Photo credit: Jill Carlson, CC BY 2.0.

Last week, multiple lobbyists petitioned the IRS to waive penalties against Hurricane Harvey victims who needed to withdraw money from their 401(k), 403(b), or IRA accounts. From USA Today:

People who withdraw funds from retirement accounts before they turn 59 and a half years of age typically have to pay a 10% penalty and other state and federal taxes.

“This may be the only savings individuals may have set aside,” says Nevin Adams, chief content officer for the American Retirement Association, which is supporting the penalty-waiver proposal.

The IRS, meanwhile, announced that people affected by Hurricane Harvey are eligible for hardship withdrawals:

Participants in 401(k) plans, employees of public schools and tax-exempt organizations with 403(b) tax-sheltered annuities, as well as state and local government employees with 457(b) deferred-compensation plans may be eligible to take advantage of these streamlined loan procedures and liberalized hardship distribution rules. Though IRA participants are barred from taking out loans, they may be eligible to receive distributions under liberalized procedures.

[…]

The IRS emphasized that the tax treatment of loans and distributions remains unchanged. Ordinarily, retirement plan loan proceeds are tax-free if they are repaid over a period of five years or less.  Under current law, hardship distributions are generally taxable and subject to a 10-percent early-withdrawal tax.

This means that people will be able to withdraw money from qualified retirement accounts, but they’ll still have to pay the associated penalties and taxes.

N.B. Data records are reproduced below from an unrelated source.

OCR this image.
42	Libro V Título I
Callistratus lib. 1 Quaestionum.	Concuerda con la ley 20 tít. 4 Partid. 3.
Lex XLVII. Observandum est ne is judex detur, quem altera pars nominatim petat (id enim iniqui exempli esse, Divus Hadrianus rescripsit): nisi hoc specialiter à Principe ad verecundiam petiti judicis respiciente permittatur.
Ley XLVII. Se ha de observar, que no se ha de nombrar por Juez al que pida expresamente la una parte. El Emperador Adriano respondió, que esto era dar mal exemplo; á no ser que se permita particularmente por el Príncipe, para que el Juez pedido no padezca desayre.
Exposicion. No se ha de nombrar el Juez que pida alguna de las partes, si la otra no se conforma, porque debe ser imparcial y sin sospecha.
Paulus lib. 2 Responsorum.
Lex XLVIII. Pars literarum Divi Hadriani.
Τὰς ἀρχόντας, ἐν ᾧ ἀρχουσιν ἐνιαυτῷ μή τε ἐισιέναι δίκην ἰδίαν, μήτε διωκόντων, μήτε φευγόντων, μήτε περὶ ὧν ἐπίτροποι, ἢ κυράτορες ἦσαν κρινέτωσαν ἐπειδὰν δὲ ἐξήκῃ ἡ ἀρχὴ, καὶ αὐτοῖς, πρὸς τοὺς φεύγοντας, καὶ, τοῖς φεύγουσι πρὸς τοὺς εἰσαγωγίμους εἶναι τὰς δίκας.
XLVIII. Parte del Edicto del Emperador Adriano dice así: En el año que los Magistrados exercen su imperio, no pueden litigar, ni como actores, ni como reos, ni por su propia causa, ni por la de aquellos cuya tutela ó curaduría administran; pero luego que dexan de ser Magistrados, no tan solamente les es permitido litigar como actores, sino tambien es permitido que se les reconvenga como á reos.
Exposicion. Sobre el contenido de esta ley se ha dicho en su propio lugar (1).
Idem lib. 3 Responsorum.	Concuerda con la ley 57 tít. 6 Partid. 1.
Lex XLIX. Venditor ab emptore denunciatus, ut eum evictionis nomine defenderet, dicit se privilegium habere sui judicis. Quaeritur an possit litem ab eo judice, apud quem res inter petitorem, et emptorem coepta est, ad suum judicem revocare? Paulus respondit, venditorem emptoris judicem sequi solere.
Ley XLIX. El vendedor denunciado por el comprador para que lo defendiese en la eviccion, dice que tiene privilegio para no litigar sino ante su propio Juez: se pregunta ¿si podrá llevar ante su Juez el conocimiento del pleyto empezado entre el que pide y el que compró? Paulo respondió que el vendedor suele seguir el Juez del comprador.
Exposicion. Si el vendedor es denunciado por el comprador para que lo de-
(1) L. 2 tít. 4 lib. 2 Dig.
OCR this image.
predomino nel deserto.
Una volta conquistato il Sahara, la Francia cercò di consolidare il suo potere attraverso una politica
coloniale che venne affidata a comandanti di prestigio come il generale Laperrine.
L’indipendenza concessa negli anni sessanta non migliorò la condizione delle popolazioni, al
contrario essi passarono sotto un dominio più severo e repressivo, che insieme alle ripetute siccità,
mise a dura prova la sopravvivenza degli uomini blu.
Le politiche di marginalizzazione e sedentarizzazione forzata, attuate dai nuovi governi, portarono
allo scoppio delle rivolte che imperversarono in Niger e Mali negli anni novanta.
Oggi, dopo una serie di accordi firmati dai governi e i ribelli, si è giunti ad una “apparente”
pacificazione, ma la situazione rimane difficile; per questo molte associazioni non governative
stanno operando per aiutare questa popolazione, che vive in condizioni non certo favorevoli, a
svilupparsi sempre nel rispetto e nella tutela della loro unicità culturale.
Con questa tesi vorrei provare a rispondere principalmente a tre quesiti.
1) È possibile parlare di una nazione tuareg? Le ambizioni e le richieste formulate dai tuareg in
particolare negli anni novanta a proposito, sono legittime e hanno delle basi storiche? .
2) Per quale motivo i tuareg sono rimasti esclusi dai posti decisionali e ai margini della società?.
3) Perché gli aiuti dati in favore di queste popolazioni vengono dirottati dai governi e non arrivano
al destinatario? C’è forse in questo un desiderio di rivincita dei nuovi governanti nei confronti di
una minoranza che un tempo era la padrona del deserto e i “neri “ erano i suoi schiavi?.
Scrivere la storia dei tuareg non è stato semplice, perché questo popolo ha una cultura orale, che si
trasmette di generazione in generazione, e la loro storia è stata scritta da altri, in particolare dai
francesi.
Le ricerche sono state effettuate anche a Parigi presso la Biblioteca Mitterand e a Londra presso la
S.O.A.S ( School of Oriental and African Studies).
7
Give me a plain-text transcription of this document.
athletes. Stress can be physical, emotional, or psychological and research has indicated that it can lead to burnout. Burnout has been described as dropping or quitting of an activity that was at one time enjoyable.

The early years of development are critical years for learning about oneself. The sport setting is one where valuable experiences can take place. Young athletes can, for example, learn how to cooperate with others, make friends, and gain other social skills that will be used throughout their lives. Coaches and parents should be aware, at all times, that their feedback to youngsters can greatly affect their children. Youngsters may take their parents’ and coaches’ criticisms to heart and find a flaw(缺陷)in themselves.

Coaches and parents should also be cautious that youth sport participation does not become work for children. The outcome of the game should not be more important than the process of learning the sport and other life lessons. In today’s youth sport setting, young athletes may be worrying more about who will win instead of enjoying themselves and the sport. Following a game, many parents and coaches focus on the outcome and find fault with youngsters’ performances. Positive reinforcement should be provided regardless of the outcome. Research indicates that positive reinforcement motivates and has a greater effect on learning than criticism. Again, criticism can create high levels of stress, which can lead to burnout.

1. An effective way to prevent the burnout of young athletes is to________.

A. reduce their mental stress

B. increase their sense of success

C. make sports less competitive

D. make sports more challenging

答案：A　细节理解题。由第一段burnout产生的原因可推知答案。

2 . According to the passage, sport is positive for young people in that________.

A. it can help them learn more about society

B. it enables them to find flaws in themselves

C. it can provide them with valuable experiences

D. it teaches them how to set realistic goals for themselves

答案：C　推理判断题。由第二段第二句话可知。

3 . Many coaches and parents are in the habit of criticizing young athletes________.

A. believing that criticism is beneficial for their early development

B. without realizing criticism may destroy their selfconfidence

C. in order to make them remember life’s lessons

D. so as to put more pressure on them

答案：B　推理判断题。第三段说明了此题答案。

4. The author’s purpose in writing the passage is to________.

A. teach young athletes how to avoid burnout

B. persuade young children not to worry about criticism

They will also have to listen to people telling them that they should have planned for this, like Ric Edelman does in this autoplay video from CNBC:

If you have absolutely no other cash resource available to you while you’re out of work or until your job gets resurrected, okay. But, really, that’s what cash reserves are for, it’s what all that financial planning is for, you shouldn’t be in a situation where you’re forced to tap into your retirement account at work but if you have to, you have to.

Yes, he seriously lectured hurricane victims about not having “cash reserves.”

I wonder how many people affected by Hurricane Harvey don’t even have retirement accounts. Or employers that offer 401(k) plans.